We found it best to get into a routine, which is why we did one week a month. It is much easier to maintain when you have set times. We also have a nighttime curfew as well. An hour and a half before bedtime the devices must go away. Check out this study from the Sleep Foundation about how electronics disrupt sleep.

DAD TIP: We had allowed our teenage son to use his phone on the downtime week when there was a significant event at school, or when going out with friends; however he must select another day to give up. I have also set Do Not Disturb on my phone. This to ensure family time is faimly time.
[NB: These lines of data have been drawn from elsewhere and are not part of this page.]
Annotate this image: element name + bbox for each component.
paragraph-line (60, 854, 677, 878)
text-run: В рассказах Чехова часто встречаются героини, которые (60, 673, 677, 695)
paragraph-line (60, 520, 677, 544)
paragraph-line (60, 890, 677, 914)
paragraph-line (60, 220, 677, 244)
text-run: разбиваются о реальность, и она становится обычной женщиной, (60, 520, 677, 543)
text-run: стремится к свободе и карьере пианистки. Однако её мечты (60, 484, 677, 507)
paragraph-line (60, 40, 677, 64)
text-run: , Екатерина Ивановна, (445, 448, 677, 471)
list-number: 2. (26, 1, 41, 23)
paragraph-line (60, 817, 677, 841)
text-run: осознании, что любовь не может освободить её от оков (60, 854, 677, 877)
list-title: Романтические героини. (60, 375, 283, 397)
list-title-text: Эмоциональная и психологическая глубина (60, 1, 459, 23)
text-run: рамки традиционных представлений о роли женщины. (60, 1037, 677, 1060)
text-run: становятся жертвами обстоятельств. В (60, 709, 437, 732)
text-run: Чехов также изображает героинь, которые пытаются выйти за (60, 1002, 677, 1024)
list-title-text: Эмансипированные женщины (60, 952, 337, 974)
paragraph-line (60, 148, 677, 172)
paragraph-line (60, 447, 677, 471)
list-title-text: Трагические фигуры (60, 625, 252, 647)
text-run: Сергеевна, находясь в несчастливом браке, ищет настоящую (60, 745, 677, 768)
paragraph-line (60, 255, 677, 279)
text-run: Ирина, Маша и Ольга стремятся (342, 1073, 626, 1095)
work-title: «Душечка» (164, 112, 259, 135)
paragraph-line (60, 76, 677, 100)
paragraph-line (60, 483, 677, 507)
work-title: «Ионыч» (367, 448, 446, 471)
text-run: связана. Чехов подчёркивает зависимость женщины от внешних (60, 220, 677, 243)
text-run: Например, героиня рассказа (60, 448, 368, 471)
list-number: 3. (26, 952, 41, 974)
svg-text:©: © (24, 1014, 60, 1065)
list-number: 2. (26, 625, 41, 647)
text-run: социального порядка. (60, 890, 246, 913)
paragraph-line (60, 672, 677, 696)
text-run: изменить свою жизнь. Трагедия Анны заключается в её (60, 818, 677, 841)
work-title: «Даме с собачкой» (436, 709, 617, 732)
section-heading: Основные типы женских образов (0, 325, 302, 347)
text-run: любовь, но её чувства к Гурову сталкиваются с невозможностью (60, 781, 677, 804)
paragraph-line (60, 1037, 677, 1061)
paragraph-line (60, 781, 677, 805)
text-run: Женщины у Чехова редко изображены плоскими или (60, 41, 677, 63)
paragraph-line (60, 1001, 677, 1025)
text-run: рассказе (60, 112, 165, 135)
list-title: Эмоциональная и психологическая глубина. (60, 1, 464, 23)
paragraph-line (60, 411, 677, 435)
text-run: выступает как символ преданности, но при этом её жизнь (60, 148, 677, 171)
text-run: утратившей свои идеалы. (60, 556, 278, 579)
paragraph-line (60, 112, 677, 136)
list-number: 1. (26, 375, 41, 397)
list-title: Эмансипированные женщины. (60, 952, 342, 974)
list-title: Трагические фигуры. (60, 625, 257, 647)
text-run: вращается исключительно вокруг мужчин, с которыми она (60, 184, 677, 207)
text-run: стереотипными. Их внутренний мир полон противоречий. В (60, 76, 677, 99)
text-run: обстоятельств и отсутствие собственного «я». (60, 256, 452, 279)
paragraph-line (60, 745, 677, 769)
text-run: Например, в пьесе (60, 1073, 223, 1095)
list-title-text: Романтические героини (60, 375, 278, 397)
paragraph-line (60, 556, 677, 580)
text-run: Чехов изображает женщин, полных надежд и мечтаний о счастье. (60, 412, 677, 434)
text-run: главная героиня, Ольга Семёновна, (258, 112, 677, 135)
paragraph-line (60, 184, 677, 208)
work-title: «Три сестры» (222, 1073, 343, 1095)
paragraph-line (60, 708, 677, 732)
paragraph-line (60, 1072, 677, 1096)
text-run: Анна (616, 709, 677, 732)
Remove Them During Dinner:

Dinner should be meant for bonding time, and when you bring the devices to the table, you lose part of that. Leave them out the counter, some of the best conversations come from the dinner table.

I hope this helps, please feel free to leave comments for what your family might do?

3 thoughts on “Digital Detox For Kids (And Adults Too)”

  1. I agree that people are chained to their phones. I hate when we go out to dinner and I see people on their phones instead of talking to those right in front of them. I think time limits is a good idea to place on children. I see parents with children as young as 2 have purchased kids tablets so the kids can watch movies to keep them occupied. Personally I think this is pure laziness on the part of the parents.